Bao suggests that instead of randomly generating building forms, AI systems could function as specialized design agents. For instance, one agent could analyze spatial relationships, another could evaluate regulatory constraints, and another could generate alternative design configurations. In this framework, the architect remains the decision-maker, while AI assists in exploring design options more efficiently.

He emphasizes that the main challenge lies in how design information is represented. Effective systems would need to integrate multiple types of data, including geometry, spatial relationships, typologies, environmental data, parametric rules, and even conversational exchanges between architects and between architects and AI agents.

According to Bao, when these different layers of information are structured within a unified model, computational systems can begin to reason about architectural decisions rather than simply visualize them, potentially expanding the role of computational tools in architectural design.

//QUESITON 7

Looking ahead, how do you see BIM evolving in the next decade, particularly in the context of large-scale housing production especially in Vietnam?

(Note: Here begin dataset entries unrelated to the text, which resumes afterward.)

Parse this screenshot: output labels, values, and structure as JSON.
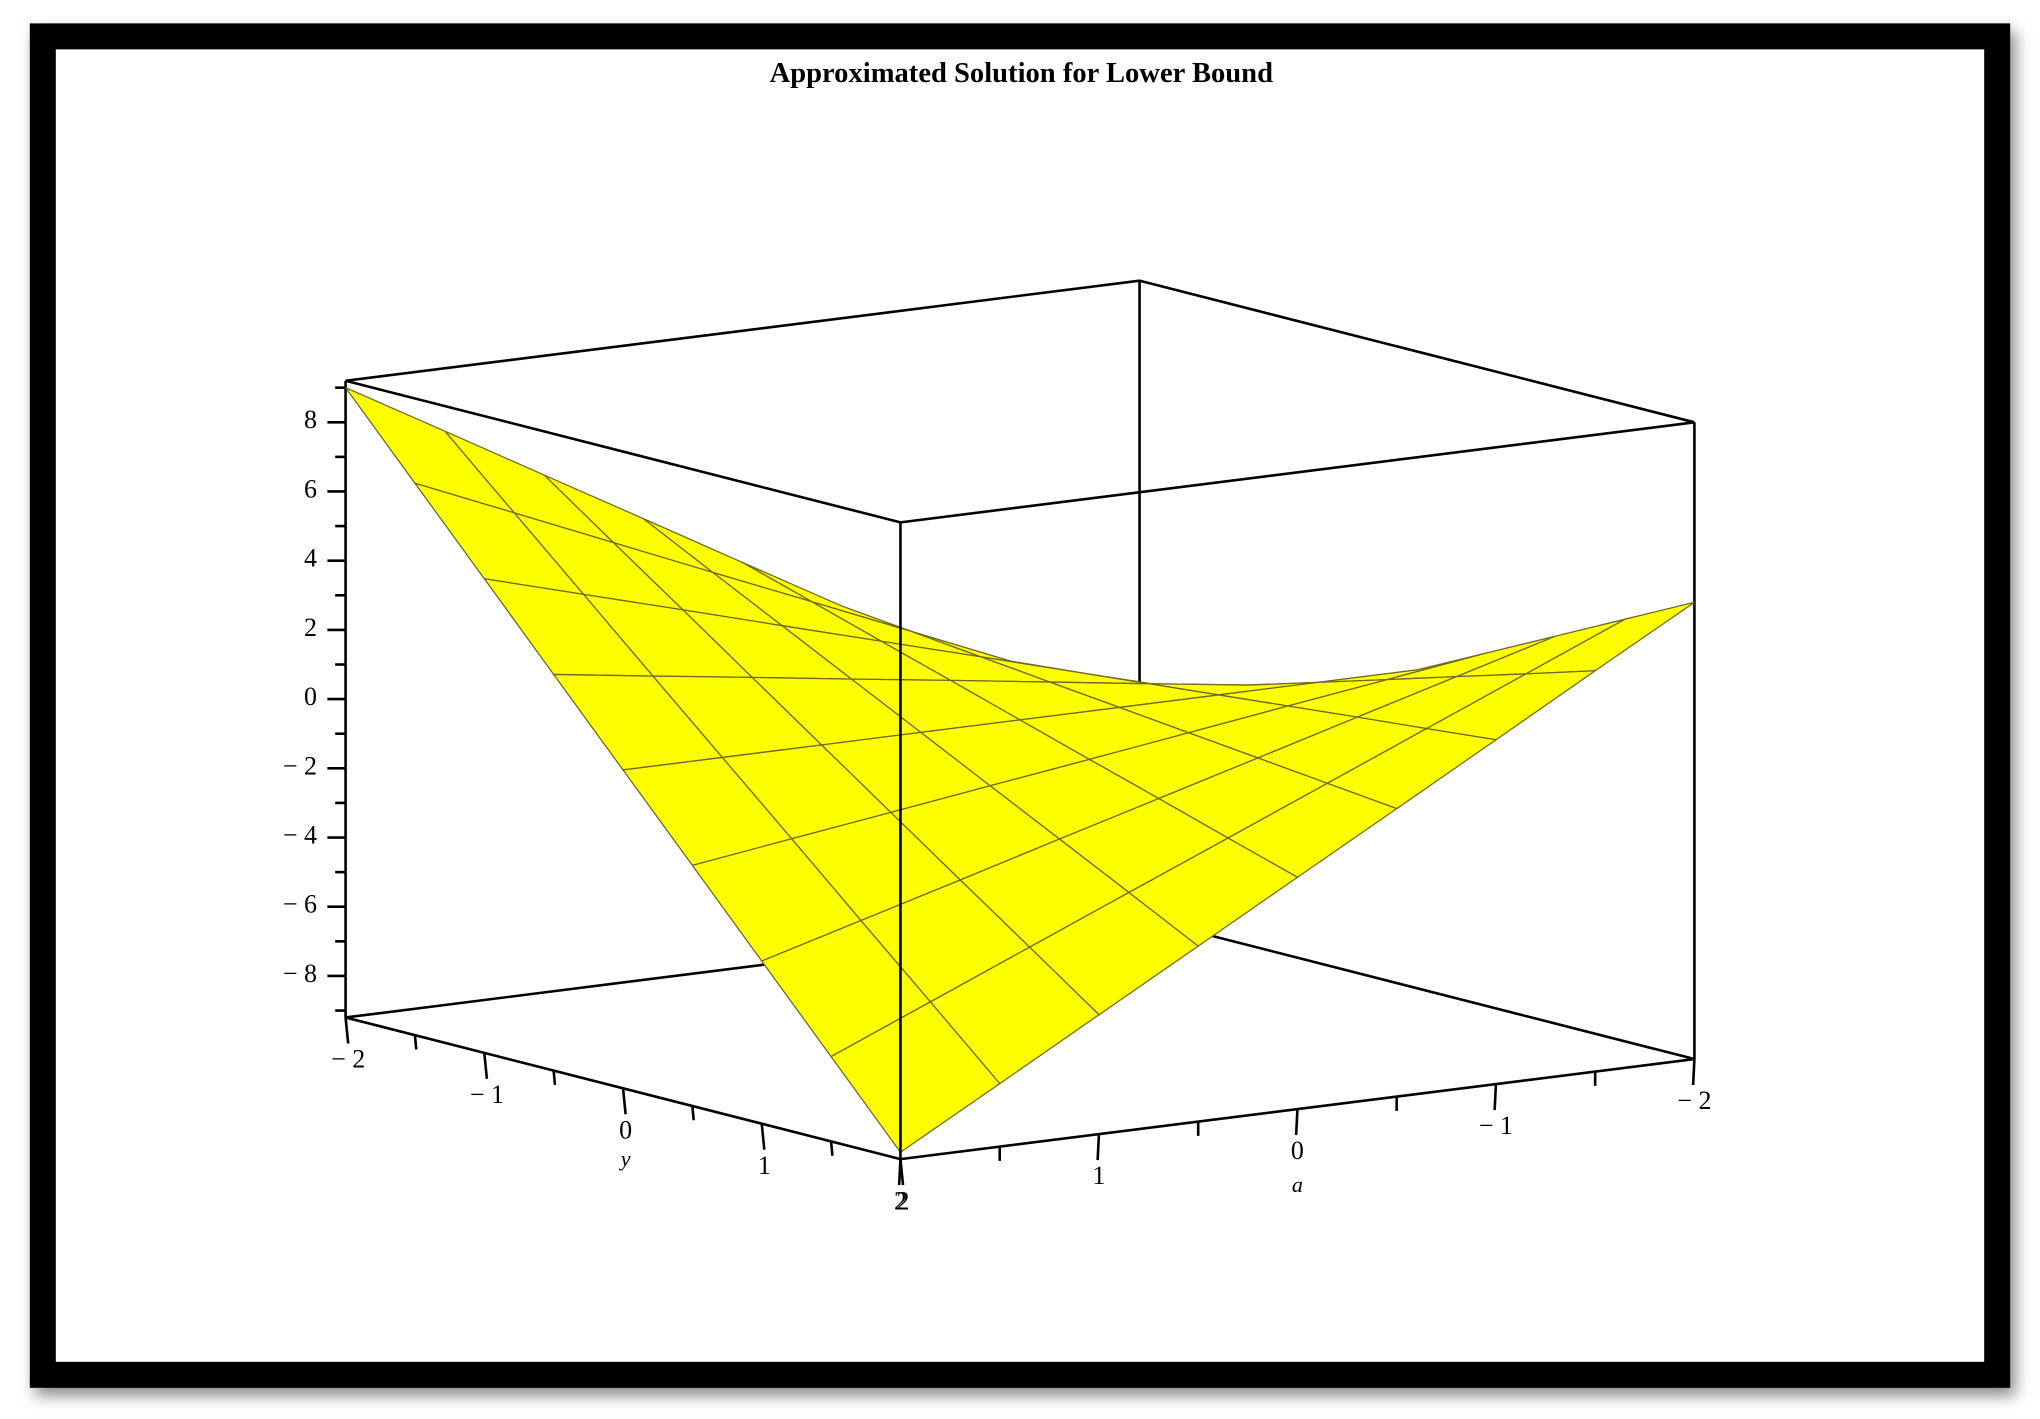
{
  "chart_data": {
    "type": "surface",
    "title": "Approximated Solution for Lower Bound",
    "xlabel": "y",
    "ylabel": "a",
    "x": [
      -2,
      -1.5,
      -1,
      -0.5,
      0,
      0.5,
      1,
      1.5,
      2
    ],
    "y": [
      -2,
      -1.5,
      -1,
      -0.5,
      0,
      0.5,
      1,
      1.5,
      2
    ],
    "z": [
      [
        -4,
        -2.38,
        -0.75,
        0.88,
        2.5,
        4.13,
        5.75,
        7.38,
        9
      ],
      [
        -3,
        -1.78,
        -0.56,
        0.66,
        1.88,
        3.09,
        4.31,
        5.53,
        6.75
      ],
      [
        -2,
        -1.19,
        -0.38,
        0.44,
        1.25,
        2.06,
        2.88,
        3.69,
        4.5
      ],
      [
        -1,
        -0.59,
        -0.19,
        0.22,
        0.63,
        1.03,
        1.44,
        1.84,
        2.25
      ],
      [
        0,
        0,
        0,
        0,
        0,
        0,
        0,
        0,
        0
      ],
      [
        1,
        0.59,
        0.19,
        -0.22,
        -0.63,
        -1.03,
        -1.44,
        -1.84,
        -2.25
      ],
      [
        2,
        1.19,
        0.38,
        -0.44,
        -1.25,
        -2.06,
        -2.88,
        -3.69,
        -4.5
      ],
      [
        3,
        1.78,
        0.56,
        -0.66,
        -1.88,
        -3.09,
        -4.31,
        -5.53,
        -6.75
      ],
      [
        4,
        2.38,
        0.75,
        -0.88,
        -2.5,
        -4.13,
        -5.75,
        -7.38,
        -9
      ]
    ],
    "xlim": [
      -2,
      2
    ],
    "ylim": [
      -2,
      2
    ],
    "zlim": [
      -9.2,
      9.2
    ],
    "xticks": [
      {
        "value": -2,
        "label": "− 2"
      },
      {
        "value": -1,
        "label": "− 1"
      },
      0,
      1,
      2
    ],
    "xminorticks": [
      -1.5,
      -0.5,
      0.5,
      1.5
    ],
    "yticks": [
      {
        "value": -2,
        "label": "− 2"
      },
      {
        "value": -1,
        "label": "− 1"
      },
      0,
      1,
      2
    ],
    "yminorticks": [
      -1.5,
      -0.5,
      0.5,
      1.5
    ],
    "zticks": [
      {
        "value": -8,
        "label": "− 8"
      },
      {
        "value": -6,
        "label": "− 6"
      },
      {
        "value": -4,
        "label": "− 4"
      },
      {
        "value": -2,
        "label": "− 2"
      },
      0,
      2,
      4,
      6,
      8
    ],
    "zminorticks": [
      -9,
      -7,
      -5,
      -3,
      -1,
      1,
      3,
      5,
      7,
      9
    ],
    "color": "#ffff00",
    "back_color": "#8c7a06",
    "grid_color": "#6e6a1e"
  }
}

Bao suggests that BIM will gradually evolve from a modeling environment into a knowledge environment. Rather than only representing the physical components of buildings, future BIM systems could capture and organize design knowledge accumulated across multiple projects.

He explains that for large-scale housing production, this evolution could enable the development of shared libraries containing housing typologies, regulatory logic, and construction systems. Such structured knowledge systems could support faster design processes and improve coordination between different projects and teams.

Bao notes that AI will likely contribute to this transformation, but emphasizes that the key factor will be how architects structure and share their design knowledge. In his view, the future of Building Information Modeling is therefore not only about technological advancement, but also about how architectural intelligence is organized within digital systems.

//CONCLUSION

The podcast discussion with Trinh Quoc Bao helped evaluate the feasibility of the proposed rule-based BIM master model and provided valuable insights for this research. Bao confirmed that such systems are technically achievable using tools like Autodesk Revit, Dynamo, and Rhino.Inside, but also highlighted practical barriers such as organizational workflows, skill gaps, and limited industry standardization.

The discussion clarified key technical aspects, including parametric control of building layouts and the integration of computational design with BIM environments. It also addressed interoperability challenges and emphasized the importance of reusable design systems for large-scale housing production.

Overall, the podcast moved beyond theory and helped refine the thesis by showing how BIM can evolve from a documentation tool into a system that structures and reuses architectural knowledge.